I'm thrilled to announce the release of our latest documentary, George Dyson: The Floating World.
Best-selling author and science historian George Dyson spent his youth living in a treehouse on the water’s edge outside of Vancouver, British Columbia, building aluminum-frame kayaks based on the traditional Aleut design known by the Russian term baidarka. In this short film, Dyson discusses his years living in Canada and traveling by sea kayak along the Inside Passage. We follow him as he gives a presentation on traditional kayaks at the Alaska Native Day celebration at Fort Ross, California, an historic early 19th century Russian settlement which had a sizable population of Alaskan natives whom the Russians had conscripted to hunt for sea otter all along the Pacific coast.
Dyson is the author of Baidarka: the Kayak (1986), Darwin Among the Machines (1997), Project Orion: The Atomic Spaceship 1957–1965 (2002), Turing’s Cathedral (2012), and Analogia: The Entangled Destinies of Nature, Human Beings and Machines (2020).
I've been sitting on the footage for this film for years and only got around to editing it very recently. My son Joel and I shot the interview with Dyson and Richard Lovering at Dyson's shop, "Dyson, Baidarka, and Co." in downtown Bellingham in 2014, and my partner Katya Palladina and I followed Dyson down to the Fort Ross Alaska Native Day event later that year.
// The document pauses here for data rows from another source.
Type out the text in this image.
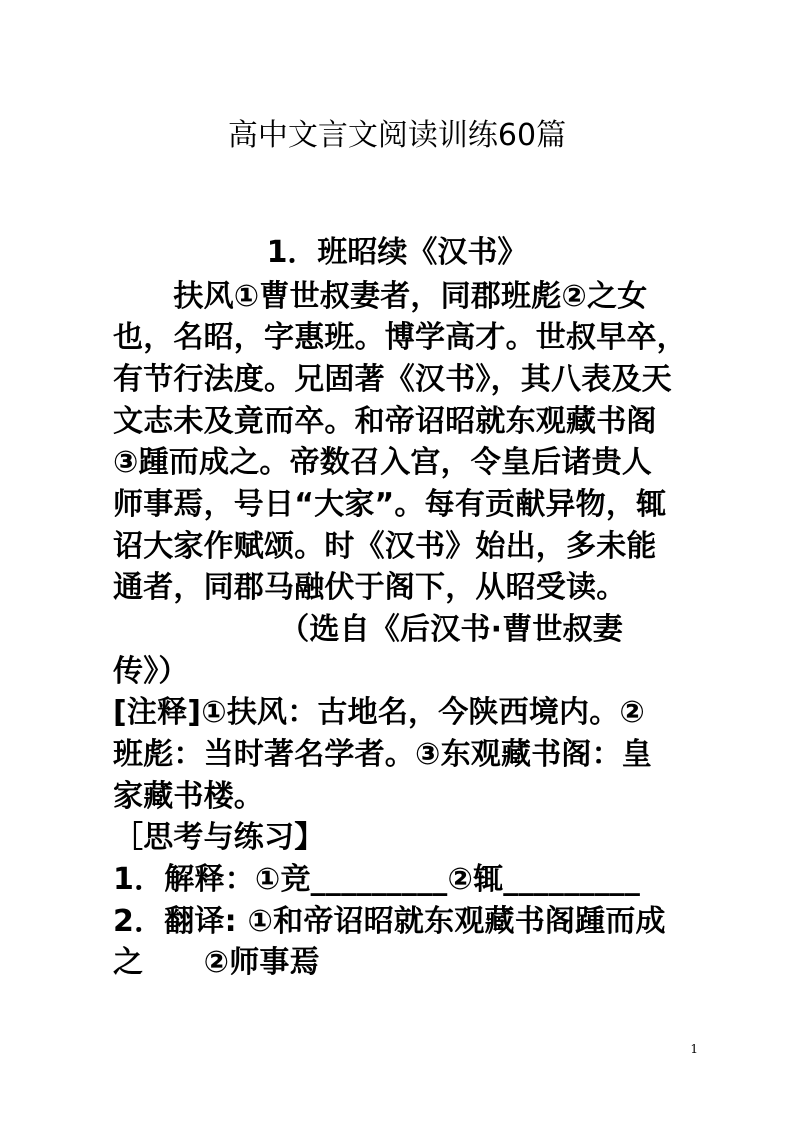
高中文言文阅读训练60篇
1．班昭续《汉书》
　　扶风①曹世叔妻者，同郡班彪②之女
也，名昭，字惠班。博学高才。世叔早卒，
有节行法度。兄固著《汉书》，其八表及天
文志未及竟而卒。和帝诏昭就东观藏书阁
③踵而成之。帝数召入宫，令皇后诸贵人
师事焉，号日“大家”。每有贡献异物，辄
诏大家作赋颂。时《汉书》始出，多未能
通者，同郡马融伏于阁下，从昭受读。
　　　　　　（选自《后汉书·曹世叔妻
传》）
[注释]①扶风：古地名，今陕西境内。②
班彪：当时著名学者。③东观藏书阁：皇
家藏书楼。
［思考与练习】
1．解释：①竞_________②辄_________
2．翻译: ①和帝诏昭就东观藏书阁踵而成
之　　②师事焉
1
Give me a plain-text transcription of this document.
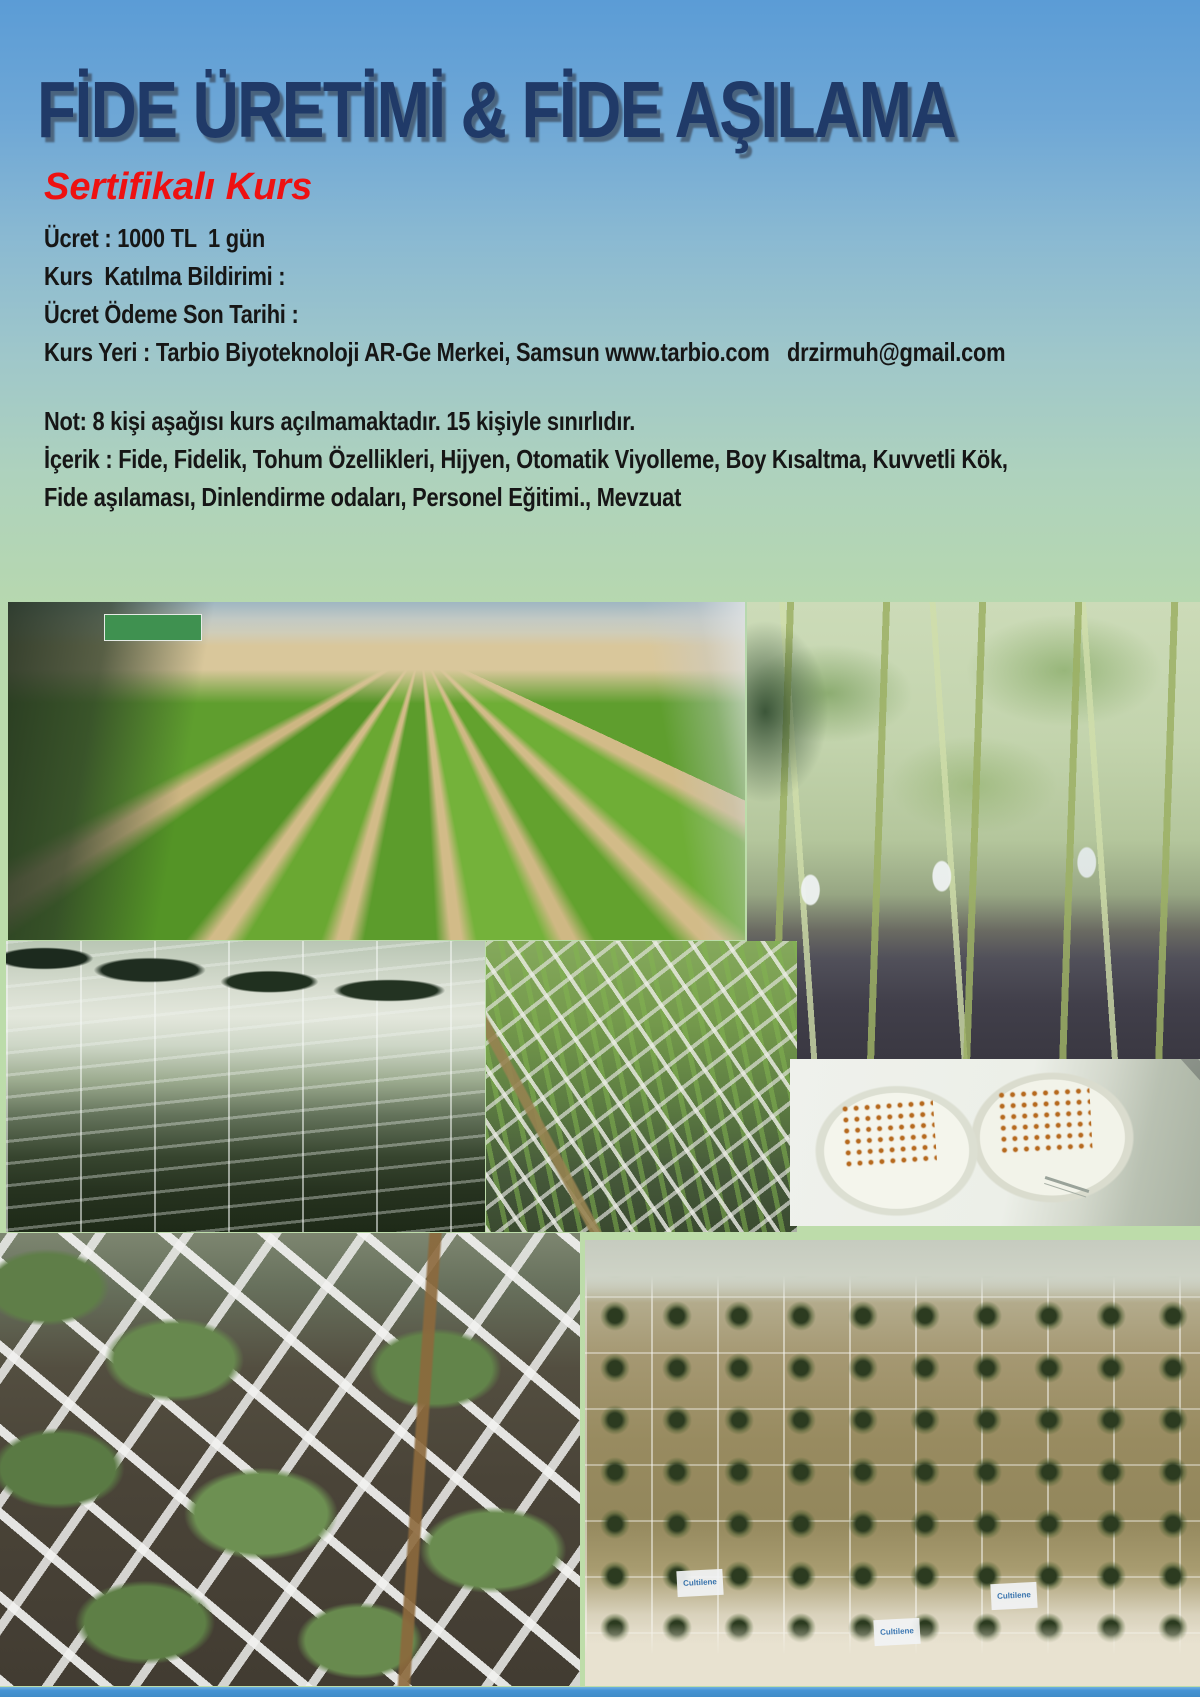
FİDE ÜRETİMİ & FİDE AŞILAMA
Sertifikalı Kurs
Ücret : 1000 TL  1 gün
Kurs  Katılma Bildirimi :
Ücret Ödeme Son Tarihi :
Kurs Yeri : Tarbio Biyoteknoloji AR-Ge Merkei, Samsun www.tarbio.com   drzirmuh@gmail.com
Not: 8 kişi aşağısı kurs açılmamaktadır. 15 kişiyle sınırlıdır.
İçerik : Fide, Fidelik, Tohum Özellikleri, Hijyen, Otomatik Viyolleme, Boy Kısaltma, Kuvvetli Kök,
Fide aşılaması, Dinlendirme odaları, Personel Eğitimi., Mevzuat
Cultilene
Cultilene
Cultilene
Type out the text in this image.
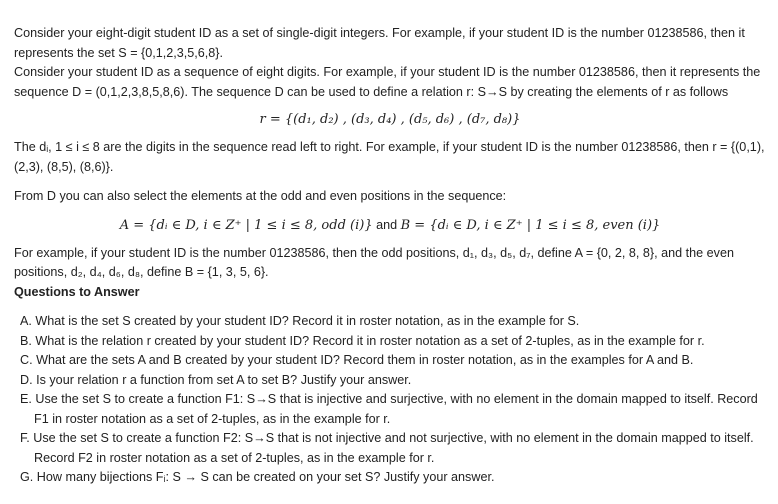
Consider your eight-digit student ID as a set of single-digit integers. For example, if your student ID is the number 01238586, then it represents the set S = {0,1,2,3,5,6,8}.

Consider your student ID as a sequence of eight digits. For example, if your student ID is the number 01238586, then it represents the sequence D = (0,1,2,3,8,5,8,6). The sequence D can be used to define a relation r: S→S by creating the elements of r as follows

r = {(d₁, d₂) , (d₃, d₄) , (d₅, d₆) , (d₇, d₈)}

The dᵢ, 1 ≤ i ≤ 8 are the digits in the sequence read left to right. For example, if your student ID is the number 01238586, then r = {(0,1), (2,3), (8,5), (8,6)}.

From D you can also select the elements at the odd and even positions in the sequence:

A = {dᵢ ∈ D, i ∈ Z⁺ | 1 ≤ i ≤ 8, odd (i)} and B = {dᵢ ∈ D, i ∈ Z⁺ | 1 ≤ i ≤ 8, even (i)}

For example, if your student ID is the number 01238586, then the odd positions, d₁, d₃, d₅, d₇, define A = {0, 2, 8, 8}, and the even positions, d₂, d₄, d₆, d₈, define B = {1, 3, 5, 6}.

Questions to Answer

A. What is the set S created by your student ID? Record it in roster notation, as in the example for S.
B. What is the relation r created by your student ID? Record it in roster notation as a set of 2-tuples, as in the example for r.
C. What are the sets A and B created by your student ID? Record them in roster notation, as in the examples for A and B.
D. Is your relation r a function from set A to set B? Justify your answer.
E. Use the set S to create a function F1: S→S that is injective and surjective, with no element in the domain mapped to itself. Record
F1 in roster notation as a set of 2-tuples, as in the example for r.
F. Use the set S to create a function F2: S→S that is not injective and not surjective, with no element in the domain mapped to itself.
Record F2 in roster notation as a set of 2-tuples, as in the example for r.
G. How many bijections Fᵢ: S → S can be created on your set S? Justify your answer.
This film is similar in size and scope to our documentary The Last Baidarka of Prince William Sound, which was shot around the same time. Since then Katya and I have completed several films and I feel like I finally developed the skills to put the George Dyson interview together in a way that is both informative and entertaining. We had visions of making a much longer film where we actually build an aluminum frame baidarka with Dyson's help. After completing this film, my interest in building one of these exquisite kayaks has been renewed!
Wolfgang Brinck, the author of the book, The Aleutian Kayak: Origins, Construction, and Use of the Traditional Seagoing Baidarka appears briefly in one of the shots. He also attended the Fort Ross event and he let me borrow one of his baidarkas so that I could participate in the kayak race. I got a copy his book (now out of print, unfortunately) when I first starting building kayaks years ago and found it very inspirational, although when I did build a baidarka I used the cedar strip technique.